Uzun bir süre bekledikten sonra Yang Liuan, sanki bir şeyden bunalmış gibi başını eğdi ve fısıltıyla mırıldandı: “Majestelerinin emrine uyacağım.”
Xiao Yuan kanat odasının kapısını kapattı ve kendini sertçe çimdikledi. Bunun bir rüya olmadığından emin olduktan sonra arkasını döndü.
Kanat odası çok büyük değildi; bir masa, birkaç sandalye, kitaplık, ahşap dolaplar ve bir bakışta net bir şekilde görülebilen tül bir yatak.
Yatağın üzerindeki dağınık nevresimler, belli belirsiz görülebilen iki çıplak bedeni örtüyordu. Uzun siyah ipek gibi saçları birbirine dolanmış, birbirlerinin kollarında uzanmış, zarif bir şekilde sarhoş olan bu kişilerden biri Yan Heqing'di.
Xiao Yuan gözlerini kırpıştırdı, tekrar kırpıştırdı ve sonra ağzından kaçırdı: “Whatthefffffuck???”
Siktir ya?
Yan-ge! Neden onun yanında yatıyorsun! O! Bir! Erkek!!! Kadın kahramanla henüz tanışmamış olsan bile bu kadar ani dönemezsin!

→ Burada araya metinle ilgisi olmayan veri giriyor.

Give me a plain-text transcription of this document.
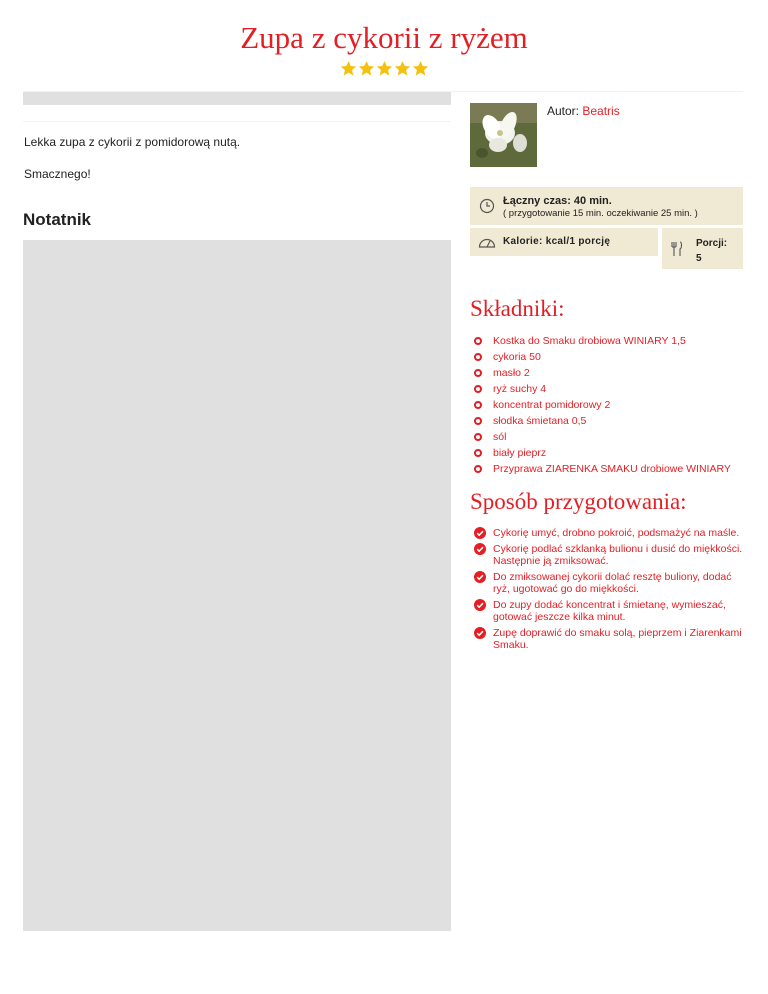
Zupa z cykorii z ryżem

Lekka zupa z cykorii z pomidorową nutą.

Smacznego!

Notatnik
Autor: Beatris
Łączny czas: 40 min.
( przygotowanie 15 min. oczekiwanie 25 min. )
Kalorie: kcal/1 porcję	Porcji:
5
Składniki:
Kostka do Smaku drobiowa WINIARY 1,5
cykoria 50
masło 2
ryż suchy 4
koncentrat pomidorowy 2
słodka śmietana 0,5
sól
biały pieprz
Przyprawa ZIARENKA SMAKU drobiowe WINIARY
Sposób przygotowania:
Cykorię umyć, drobno pokroić, podsmażyć na maśle.
Cykorię podlać szklanką bulionu i dusić do miękkości. Następnie ją zmiksować.
Do zmiksowanej cykorii dolać resztę buliony, dodać ryż, ugotować go do miękkości.
Do zupy dodać koncentrat i śmietanę, wymieszać, gotować jeszcze kilka minut.
Zupę doprawić do smaku solą, pieprzem i Ziarenkami Smaku.
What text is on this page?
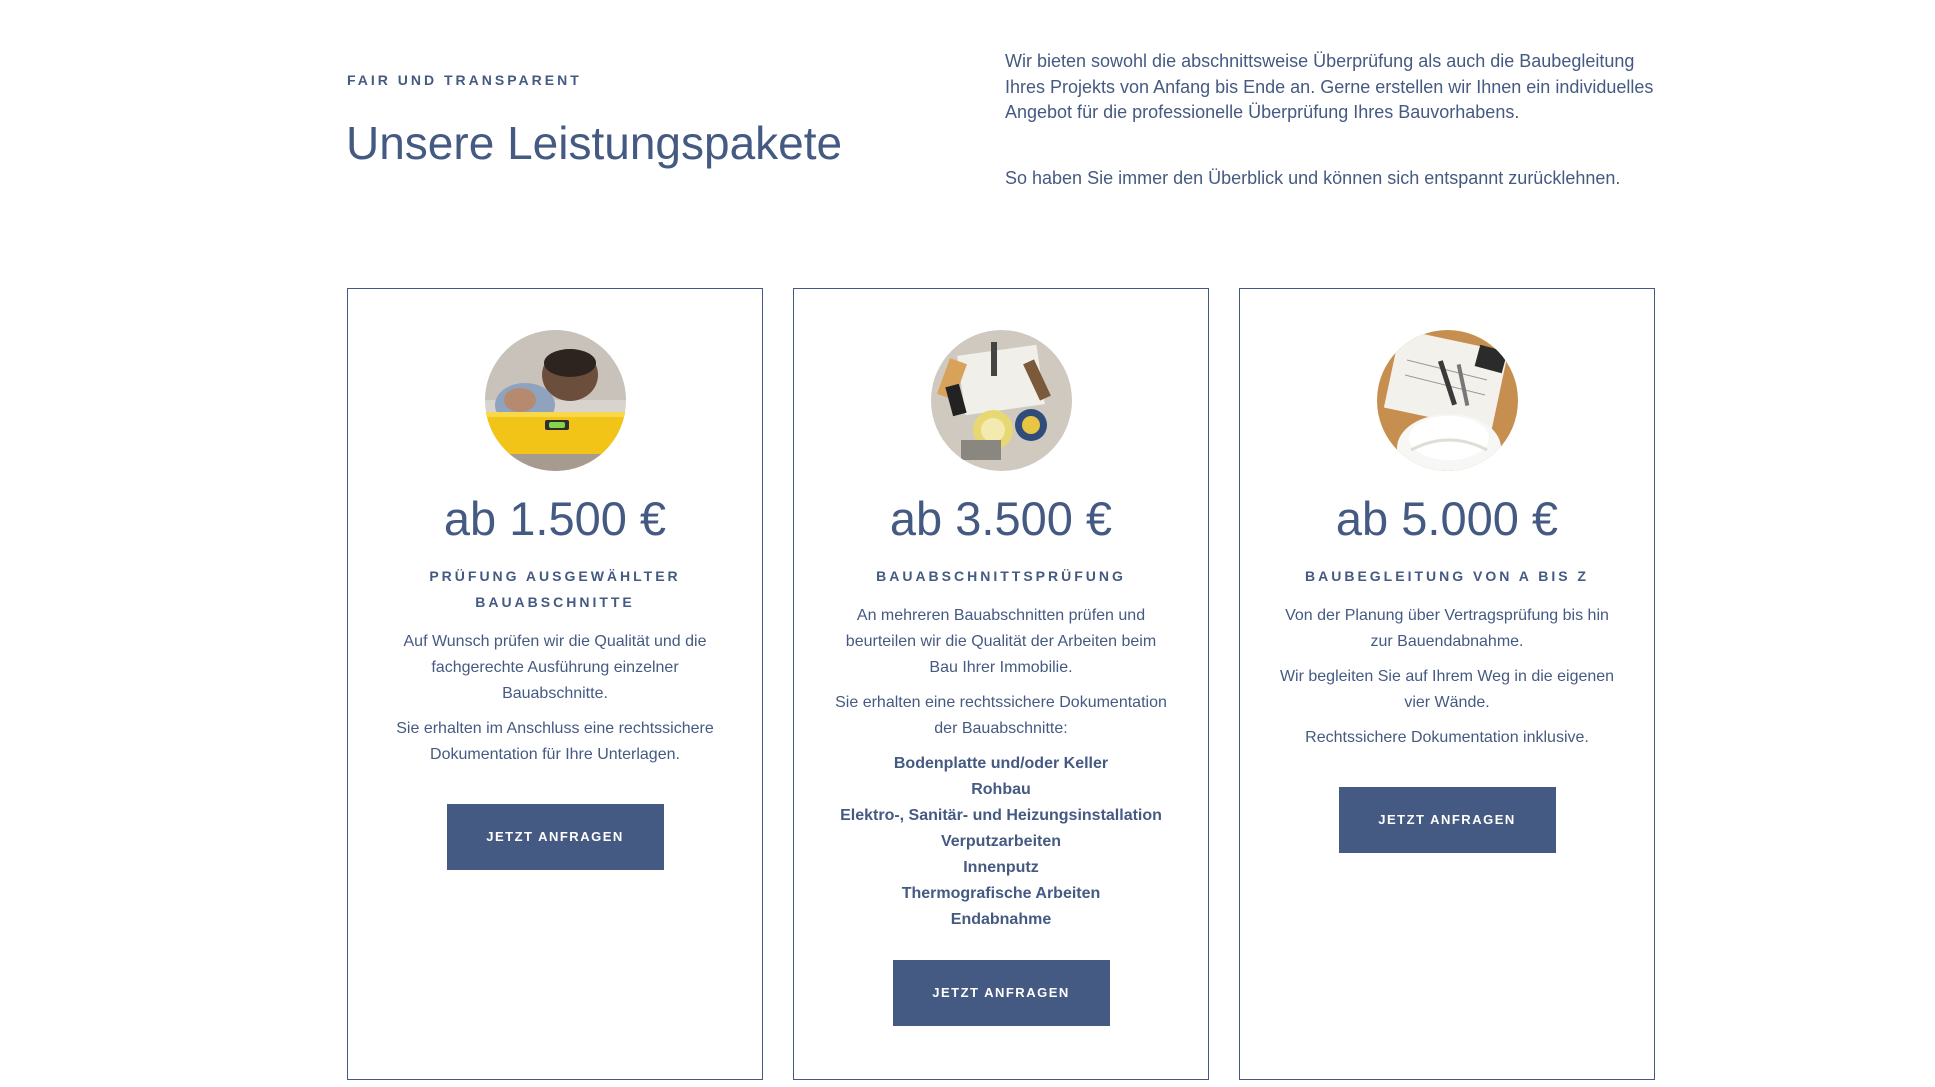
FAIR UND TRANSPARENT
Unsere Leistungspakete

Wir bieten sowohl die abschnittsweise Überprüfung als auch die Baubegleitung Ihres Projekts von Anfang bis Ende an. Gerne erstellen wir Ihnen ein individuelles Angebot für die professionelle Überprüfung Ihres Bauvorhabens.

So haben Sie immer den Überblick und können sich entspannt zurücklehnen.

ab 1.500 €
PRÜFUNG AUSGEWÄHLTER BAUABSCHNITTE

Auf Wunsch prüfen wir die Qualität und die fachgerechte Ausführung einzelner Bauabschnitte.

Sie erhalten im Anschluss eine rechtssichere Dokumentation für Ihre Unterlagen.

JETZT ANFRAGEN
ab 3.500 €
BAUABSCHNITTSPRÜFUNG

An mehreren Bauabschnitten prüfen und beurteilen wir die Qualität der Arbeiten beim Bau Ihrer Immobilie.

Sie erhalten eine rechtssichere Dokumentation der Bauabschnitte:

Bodenplatte und/oder Keller
Rohbau
Elektro-, Sanitär- und Heizungsinstallation
Verputzarbeiten
Innenputz
Thermografische Arbeiten
Endabnahme
JETZT ANFRAGEN
ab 5.000 €
BAUBEGLEITUNG VON A BIS Z

Von der Planung über Vertragsprüfung bis hin zur Bauendabnahme.

Wir begleiten Sie auf Ihrem Weg in die eigenen vier Wände.

Rechtssichere Dokumentation inklusive.

JETZT ANFRAGEN
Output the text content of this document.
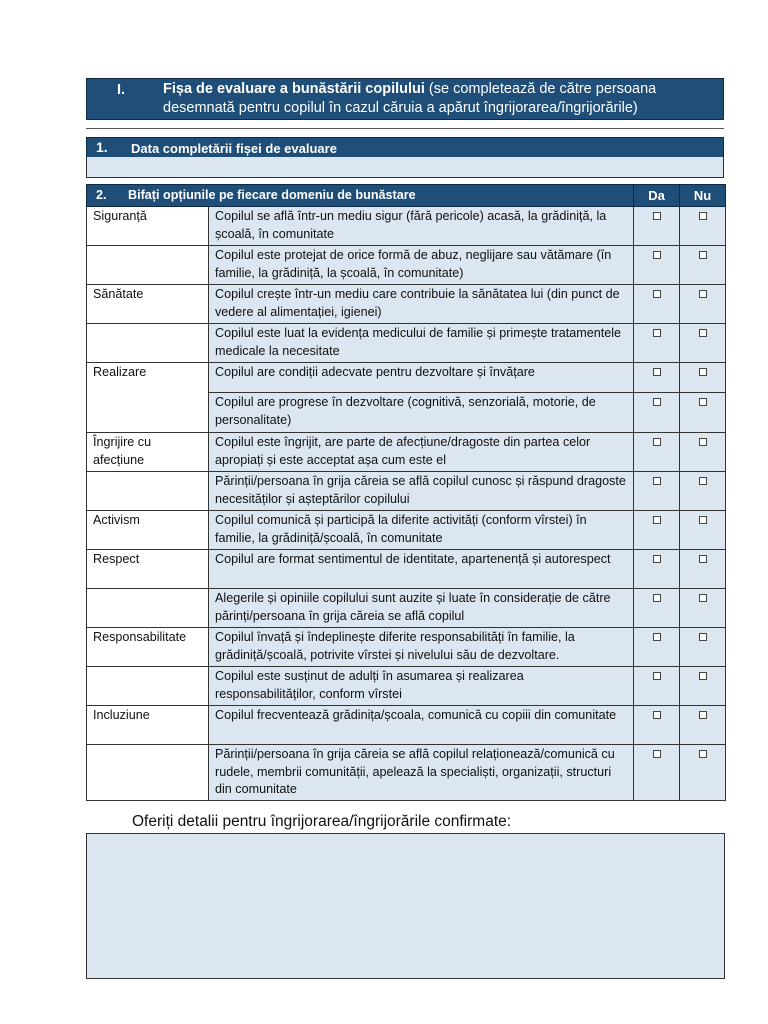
I.	Fișa de evaluare a bunăstării copilului (se completează de către persoana desemnată pentru copilul în cazul căruia a apărut îngrijorarea/îngrijorările)
1. Data completării fișei de evaluare
2. Bifați opțiunile pe fiecare domeniu de bunăstare		Da	Nu
Siguranță	Copilul se află într-un mediu sigur (fără pericole) acasă, la grădiniță, la școală, în comunitate		
	Copilul este protejat de orice formă de abuz, neglijare sau vătămare (în familie, la grădiniță, la școală, în comunitate)		
Sănătate	Copilul crește într-un mediu care contribuie la sănătatea lui (din punct de vedere al alimentației, igienei)		
	Copilul este luat la evidența medicului de familie și primește tratamentele medicale la necesitate		
Realizare	Copilul are condiții adecvate pentru dezvoltare și învățare		
	Copilul are progrese în dezvoltare (cognitivă, senzorială, motorie, de personalitate)		
Îngrijire cu afecțiune	Copilul este îngrijit, are parte de afecțiune/dragoste din partea celor apropiați și este acceptat așa cum este el		
	Părinții/persoana în grija căreia se află copilul cunosc și răspund dragoste necesităților și așteptărilor copilului		
Activism	Copilul comunică și participă la diferite activități (conform vîrstei) în familie, la grădiniță/școală, în comunitate		
Respect	Copilul are format sentimentul de identitate, apartenență și autorespect		
	Alegerile și opiniile copilului sunt auzite și luate în considerație de către părinți/persoana în grija căreia se află copilul		
Responsabilitate	Copilul învață și îndeplinește diferite responsabilități în familie, la grădiniță/școală, potrivite vîrstei și nivelului său de dezvoltare.		
	Copilul este susținut de adulți în asumarea și realizarea responsabilităților, conform vîrstei		
Incluziune	Copilul frecventează grădinița/școala, comunică cu copiii din comunitate		
	Părinții/persoana în grija căreia se află copilul relaționează/comunică cu rudele, membrii comunității, apelează la specialiști, organizații, structuri din comunitate		
Oferiți detalii pentru îngrijorarea/îngrijorările confirmate:
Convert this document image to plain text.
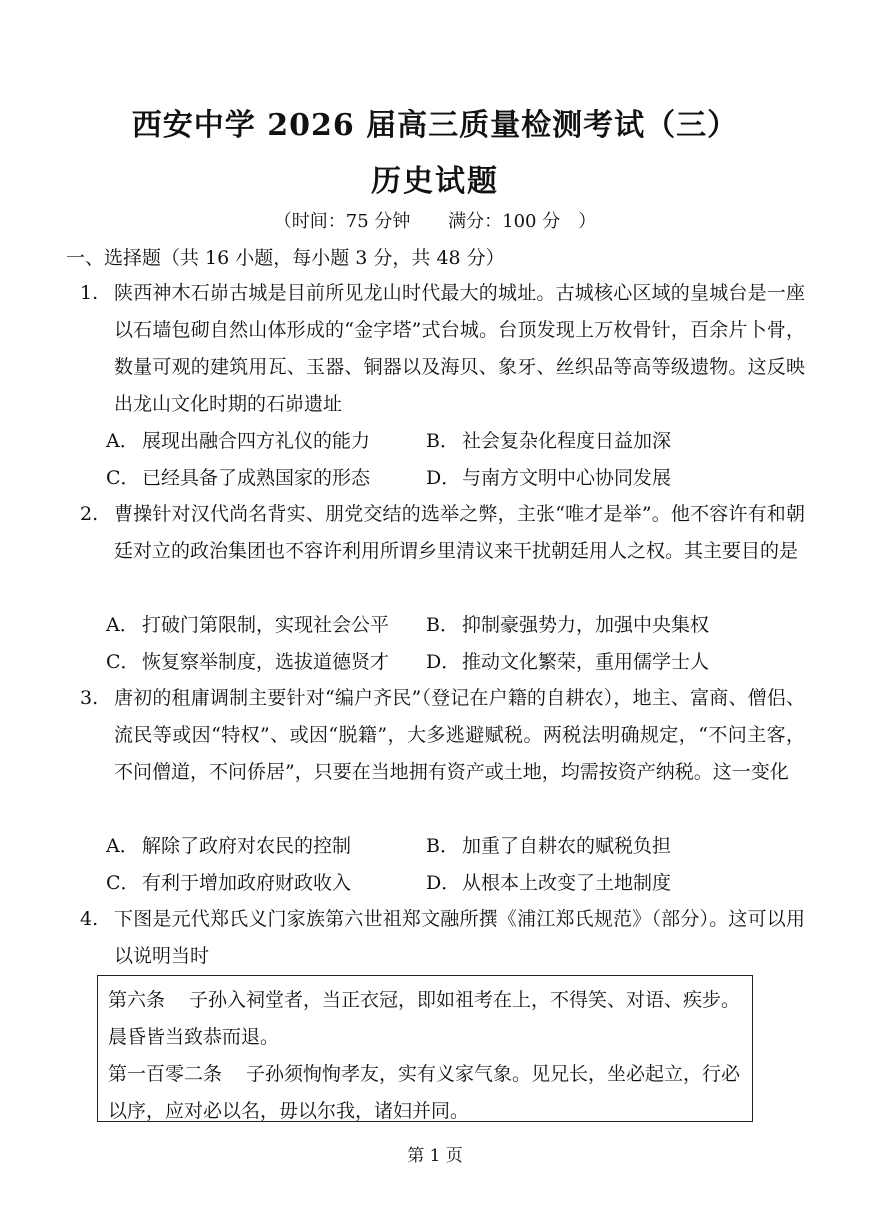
西安中学 2026 届高三质量检测考试（三）
历史试题
（时间：75 分钟 满分：100 分　）
一、选择题（共 16 小题，每小题 3 分，共 48 分）
1. 陕西神木石峁古城是目前所见龙山时代最大的城址。古城核心区域的皇城台是一座以石墙包砌自然山体形成的“金字塔”式台城。台顶发现上万枚骨针，百余片卜骨，数量可观的建筑用瓦、玉器、铜器以及海贝、象牙、丝织品等高等级遗物。这反映出龙山文化时期的石峁遗址
A． 展现出融合四方礼仪的能力	B． 社会复杂化程度日益加深
C． 已经具备了成熟国家的形态	D．与南方文明中心协同发展
2. 曹操针对汉代尚名背实、朋党交结的选举之弊，主张“唯才是举”。他不容许有和朝廷对立的政治集团也不容许利用所谓乡里清议来干扰朝廷用人之权。其主要目的是
A． 打破门第限制，实现社会公平 B． 抑制豪强势力，加强中央集权
C． 恢复察举制度，选拔道德贤才 D．推动文化繁荣，重用儒学士人
3. 唐初的租庸调制主要针对“编户齐民”（登记在户籍的自耕农），地主、富商、僧侣、流民等或因“特权”、或因“脱籍”，大多逃避赋税。两税法明确规定，“不问主客，不问僧道，不问侨居”，只要在当地拥有资产或土地，均需按资产纳税。这一变化
A． 解除了政府对农民的控制	B． 加重了自耕农的赋税负担
C． 有利于增加政府财政收入	D．从根本上改变了土地制度
4. 下图是元代郑氏义门家族第六世祖郑文融所撰《浦江郑氏规范》（部分）。这可以用以说明当时

第六条 子孙入祠堂者，当正衣冠，即如祖考在上，不得笑、对语、疾步。晨昏皆当致恭而退。

第一百零二条 子孙须恂恂孝友，实有义家气象。见兄长，坐必起立，行必以序，应对必以名，毋以尔我，诸妇并同。

第 1 页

Hayır, hayır, hayır, konu bu değil.
Xiao Yuan, Yan Heqing'in artık eş cinsel olmasına mı yoksa kadın kahramanla tanışmadan önce başka biriyle yatmış olmasına mı daha çok dehşete düşeceğini şaşırdı. Bir süre sonra Hong Xiu nihayet kendine geldi ve korkunç bir öfke onu ele geçirdi. Bir adım öne çıkıp kollarını kavuşturduktan sonra yatakta yatan iki adamı tokatlamaya hazırlandı.